As for the kids, our children essentially get no screen time outside a once-weekly movie night, and the rare occasions I treat them to looking at Pinterest so they can get ideas about fun activities to do offline. They’re all really small, so I expect to allow them a bit more later. But for now, that’s it, and it’s great because they don’t expect screens so I don’t have to negotiate over them constantly. While the research is not fully conclusive on the effects of tech addiction and proclivities on young people, from what it says so far, combined with our own experience of the growth in peace and family relationships from limiting electronica, we see no need to inflict probable evils and definite annoyances on ourselves.
Creating Family Culture and Conservative Culture
One final note about the bigger picture in all of this. Brigham’s post is a reflection on how Christian schools and home schools can begin fostering a unique culture that supports their unique missions in the world. It’s true that most schools’ very structure—the bells, the age segregation, the separation from family life, the Soviet-like architecture—is heavily progressive, so that children and teachers alike are absorbing ideas and feelings that are antithetical to the Christian and conservative norms they teach more explicitly (sometimes) in the curriculum.
She’s responding to the outpouring of commentary on Rod Dreher’s Benedict Option, which has sparked a huge conversation on the Right about how we should live now that it’s very clear most of America rejects orthodox Christianity and fundamental principles of conservatism. This article is not meant to directly address that debate; but rethinking the small things of our daily home lives, how we as mothers and fathers manage our homes, definitely touches on it, because ultimately we live what we believe. If we on the Right truly think the family is important, and the central unit of society, then we should act as if we believe that is the case.

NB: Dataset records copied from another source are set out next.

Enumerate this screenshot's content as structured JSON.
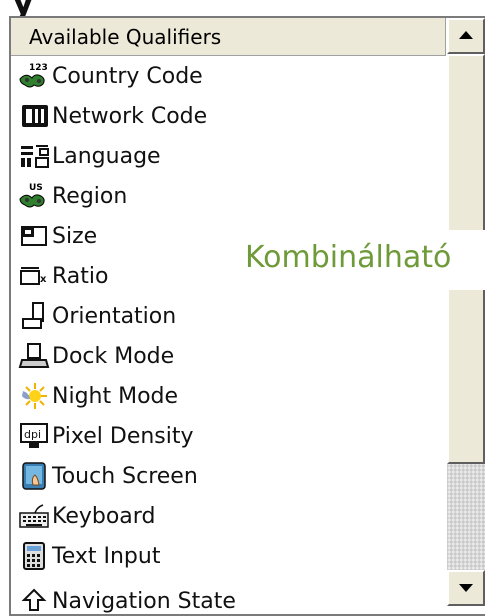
{
  "top_partial_text": "y",
  "list": {
    "header": "Available Qualifiers",
    "items": [
      {
        "label": "Country Code",
        "icon": "country-code-icon"
      },
      {
        "label": "Network Code",
        "icon": "network-code-icon"
      },
      {
        "label": "Language",
        "icon": "language-icon"
      },
      {
        "label": "Region",
        "icon": "region-icon"
      },
      {
        "label": "Size",
        "icon": "size-icon"
      },
      {
        "label": "Ratio",
        "icon": "ratio-icon"
      },
      {
        "label": "Orientation",
        "icon": "orientation-icon"
      },
      {
        "label": "Dock Mode",
        "icon": "dock-mode-icon"
      },
      {
        "label": "Night Mode",
        "icon": "night-mode-icon"
      },
      {
        "label": "Pixel Density",
        "icon": "pixel-density-icon"
      },
      {
        "label": "Touch Screen",
        "icon": "touch-screen-icon"
      },
      {
        "label": "Keyboard",
        "icon": "keyboard-icon"
      },
      {
        "label": "Text Input",
        "icon": "text-input-icon"
      },
      {
        "label": "Navigation State",
        "icon": "navigation-state-icon"
      }
    ]
  },
  "overlay": {
    "text": "Kombinálható",
    "color": "#6f9a3a"
  },
  "scrollbar": {
    "up_icon": "scroll-up-arrow-icon",
    "down_icon": "scroll-down-arrow-icon"
  }
}
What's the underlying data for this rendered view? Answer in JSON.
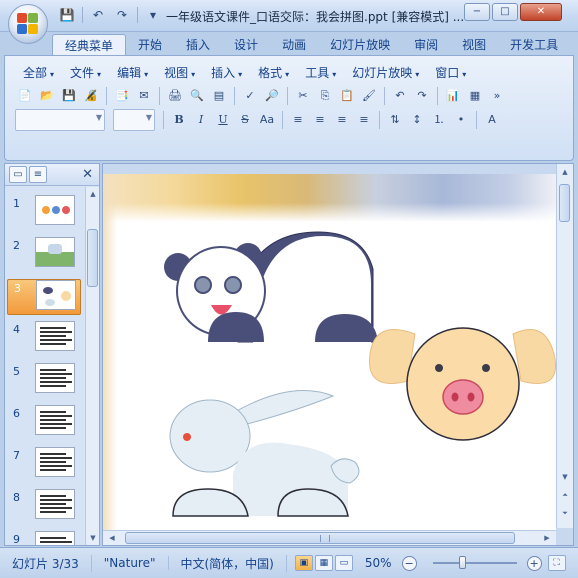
{
  "window": {
    "title": "一年级语文课件_口语交际：我会拼图.ppt [兼容模式] ...",
    "controls": [
      "−",
      "□",
      "✕"
    ]
  },
  "quick_access": {
    "icons": [
      "save-icon",
      "undo-icon",
      "redo-icon",
      "customize-icon"
    ],
    "glyphs": [
      "💾",
      "↶",
      "↷",
      "▾"
    ]
  },
  "ribbon_tabs": [
    "经典菜单",
    "开始",
    "插入",
    "设计",
    "动画",
    "幻灯片放映",
    "审阅",
    "视图",
    "开发工具"
  ],
  "active_tab": "经典菜单",
  "classic_menus": [
    "全部",
    "文件",
    "编辑",
    "视图",
    "插入",
    "格式",
    "工具",
    "幻灯片放映",
    "窗口"
  ],
  "toolbar1": [
    {
      "name": "new-icon",
      "glyph": "📄"
    },
    {
      "name": "open-icon",
      "glyph": "📂"
    },
    {
      "name": "save-icon",
      "glyph": "💾"
    },
    {
      "name": "permission-icon",
      "glyph": "🔏"
    },
    {
      "name": "sep"
    },
    {
      "name": "publish-icon",
      "glyph": "📑"
    },
    {
      "name": "email-icon",
      "glyph": "✉"
    },
    {
      "name": "sep"
    },
    {
      "name": "print-icon",
      "glyph": "🖨"
    },
    {
      "name": "print-preview-icon",
      "glyph": "🔍"
    },
    {
      "name": "page-setup-icon",
      "glyph": "▤"
    },
    {
      "name": "sep"
    },
    {
      "name": "spelling-icon",
      "glyph": "✓"
    },
    {
      "name": "research-icon",
      "glyph": "🔎"
    },
    {
      "name": "sep"
    },
    {
      "name": "cut-icon",
      "glyph": "✂"
    },
    {
      "name": "copy-icon",
      "glyph": "⎘"
    },
    {
      "name": "paste-icon",
      "glyph": "📋"
    },
    {
      "name": "format-painter-icon",
      "glyph": "🖌"
    },
    {
      "name": "sep"
    },
    {
      "name": "undo-icon",
      "glyph": "↶"
    },
    {
      "name": "redo-icon",
      "glyph": "↷"
    },
    {
      "name": "sep"
    },
    {
      "name": "chart-icon",
      "glyph": "📊"
    },
    {
      "name": "table-icon",
      "glyph": "▦"
    },
    {
      "name": "more-icon",
      "glyph": "»"
    }
  ],
  "toolbar2": [
    {
      "name": "bold-button",
      "glyph": "B",
      "cls": "b"
    },
    {
      "name": "italic-button",
      "glyph": "I",
      "cls": "i"
    },
    {
      "name": "underline-button",
      "glyph": "U",
      "cls": "u"
    },
    {
      "name": "strikethrough-button",
      "glyph": "S",
      "cls": "s"
    },
    {
      "name": "change-case-button",
      "glyph": "Aa",
      "cls": ""
    },
    {
      "name": "sep"
    },
    {
      "name": "align-left-icon",
      "glyph": "≡"
    },
    {
      "name": "align-center-icon",
      "glyph": "≡"
    },
    {
      "name": "align-right-icon",
      "glyph": "≡"
    },
    {
      "name": "justify-icon",
      "glyph": "≡"
    },
    {
      "name": "sep"
    },
    {
      "name": "text-direction-icon",
      "glyph": "⇅"
    },
    {
      "name": "line-spacing-icon",
      "glyph": "↕"
    },
    {
      "name": "numbering-icon",
      "glyph": "⒈"
    },
    {
      "name": "bullets-icon",
      "glyph": "•"
    },
    {
      "name": "sep"
    },
    {
      "name": "font-color-icon",
      "glyph": "A"
    }
  ],
  "font_name_value": "",
  "font_size_value": "",
  "slides": [
    {
      "num": "1"
    },
    {
      "num": "2"
    },
    {
      "num": "3"
    },
    {
      "num": "4"
    },
    {
      "num": "5"
    },
    {
      "num": "6"
    },
    {
      "num": "7"
    },
    {
      "num": "8"
    },
    {
      "num": "9"
    }
  ],
  "selected_slide": "3",
  "status": {
    "slide_info": "幻灯片 3/33",
    "theme": "\"Nature\"",
    "language": "中文(简体，中国)",
    "zoom": "50%"
  },
  "colors": {
    "selected_thumb": "#f39a3c",
    "panda_dark": "#4a4f7a",
    "pig_fill": "#f9d9a3",
    "pig_snout": "#f08ca0",
    "rabbit_fill": "#e6eef5"
  }
}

That may look differently in different families. But, at the very least, it requires tempering our aversion to our own offspring, and continually rethinking how we can structure our lives and homes so our deeds match our ideas and words. Does the way we parent match our philosophical ideals—meaning, is our parenting more likely to expand self-government and civic virtue within ourselves and our children? Does it tend to make us desperate and destabilized, or refreshed and self-reliant?